Given $A=\bigl\{f\mid f:\{1,2,3\} \rightarrow \{1,2,3,4\}\bigr\},\; f$ is a function.

How many elements of $A$ satisfy $f(3)>f(2)$?

I know that the total amount of functions is $4^3$, I am not sure how to proceed with the sets needed. Can you help me define the sets I need to work with?

Answer 1

Hint: Each two-element subset of $\{1,2,3,4\}$ can be uniquely assigned to the values of $f(2),f(3)$ such that $f(2)<f(3)$ and vice versa. For example $\{2,4\}$ would correspond with $f(2)=2$ and $f(3)=4$, while $\{4,1\}$ would correspond with $f(2)=1$ and $f(3)=4$. (Remember $\{4,1\}=\{1,4\}$, that order within a /set/ is irrelevant)

How many ways are there to choose a two-element subset of a four-element set? This is then the number of ways of selecting the values for $f(2)$ and $f(3)$. Couple this as well with the number of ways of selecting the value of $f(1)$ and apply the rule of product to arrive at a final answer.

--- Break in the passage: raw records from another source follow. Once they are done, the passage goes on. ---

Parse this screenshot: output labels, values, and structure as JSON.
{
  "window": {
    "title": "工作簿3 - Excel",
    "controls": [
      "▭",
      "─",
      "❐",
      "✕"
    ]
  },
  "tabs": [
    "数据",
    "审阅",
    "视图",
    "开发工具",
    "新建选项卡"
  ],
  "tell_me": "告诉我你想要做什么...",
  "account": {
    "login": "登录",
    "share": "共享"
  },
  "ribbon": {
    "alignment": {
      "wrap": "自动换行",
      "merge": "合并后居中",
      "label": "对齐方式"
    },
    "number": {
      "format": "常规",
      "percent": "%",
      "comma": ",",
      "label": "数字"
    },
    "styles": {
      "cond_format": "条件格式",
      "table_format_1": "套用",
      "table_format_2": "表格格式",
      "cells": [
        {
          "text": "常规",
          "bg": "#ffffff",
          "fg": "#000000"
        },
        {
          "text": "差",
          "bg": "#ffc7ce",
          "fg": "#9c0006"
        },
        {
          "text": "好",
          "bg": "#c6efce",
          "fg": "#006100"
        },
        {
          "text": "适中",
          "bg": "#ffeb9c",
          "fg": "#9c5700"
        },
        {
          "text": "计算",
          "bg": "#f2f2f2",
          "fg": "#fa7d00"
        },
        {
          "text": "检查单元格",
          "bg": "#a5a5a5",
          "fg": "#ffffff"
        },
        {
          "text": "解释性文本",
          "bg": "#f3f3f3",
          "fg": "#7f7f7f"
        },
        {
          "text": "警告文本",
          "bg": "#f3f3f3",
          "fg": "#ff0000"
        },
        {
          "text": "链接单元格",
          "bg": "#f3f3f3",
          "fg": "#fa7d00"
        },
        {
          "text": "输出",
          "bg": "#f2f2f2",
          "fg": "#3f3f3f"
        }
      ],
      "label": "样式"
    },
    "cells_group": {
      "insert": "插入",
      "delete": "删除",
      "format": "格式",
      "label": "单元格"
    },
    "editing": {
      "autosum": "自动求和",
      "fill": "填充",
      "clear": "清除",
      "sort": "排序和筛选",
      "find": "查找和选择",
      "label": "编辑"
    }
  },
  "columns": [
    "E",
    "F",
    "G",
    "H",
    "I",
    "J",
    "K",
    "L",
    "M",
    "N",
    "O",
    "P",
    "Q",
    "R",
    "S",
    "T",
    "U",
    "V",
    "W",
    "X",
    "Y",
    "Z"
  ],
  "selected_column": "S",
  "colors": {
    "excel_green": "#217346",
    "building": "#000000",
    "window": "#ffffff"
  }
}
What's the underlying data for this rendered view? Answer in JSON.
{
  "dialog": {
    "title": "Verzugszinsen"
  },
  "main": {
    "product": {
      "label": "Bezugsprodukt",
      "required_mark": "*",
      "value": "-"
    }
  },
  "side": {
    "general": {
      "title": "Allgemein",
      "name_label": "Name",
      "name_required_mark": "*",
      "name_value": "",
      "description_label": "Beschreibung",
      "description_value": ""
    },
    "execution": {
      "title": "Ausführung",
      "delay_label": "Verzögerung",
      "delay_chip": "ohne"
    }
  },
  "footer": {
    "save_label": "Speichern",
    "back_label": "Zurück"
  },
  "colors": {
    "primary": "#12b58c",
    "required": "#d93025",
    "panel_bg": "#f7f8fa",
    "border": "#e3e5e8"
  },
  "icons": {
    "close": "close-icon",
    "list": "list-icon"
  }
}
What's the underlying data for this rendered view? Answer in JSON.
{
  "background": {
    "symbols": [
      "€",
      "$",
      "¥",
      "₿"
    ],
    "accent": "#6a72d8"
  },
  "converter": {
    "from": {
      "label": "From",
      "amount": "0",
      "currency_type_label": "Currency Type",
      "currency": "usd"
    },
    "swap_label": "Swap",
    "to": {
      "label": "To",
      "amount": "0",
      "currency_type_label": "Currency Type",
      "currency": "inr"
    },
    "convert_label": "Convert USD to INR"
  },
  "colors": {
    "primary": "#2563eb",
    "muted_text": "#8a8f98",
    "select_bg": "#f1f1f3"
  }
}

Your answer in the (now deleted) comments of the other answer: "I think I got it. Is it possible to add 4(3)+4(2)+4(1)? First choosing the element for f(2) and counting the numbers that make f(3)>f(2)?" This is correct and $4(3)+4(2)+4(1)$ is indeed the correct answer... However... it feels a bit too much like brute force and does not as easily generalize as it otherwise could. What if we were asking for $f(3)<f(4)<f(5)<\dots<f(100)$ and our codomain were $\{1,2,3,4,\dots,1000\}$. Your method would not have been feasible, but the method I am trying to lead you to above is still straightforward and easy to calculate.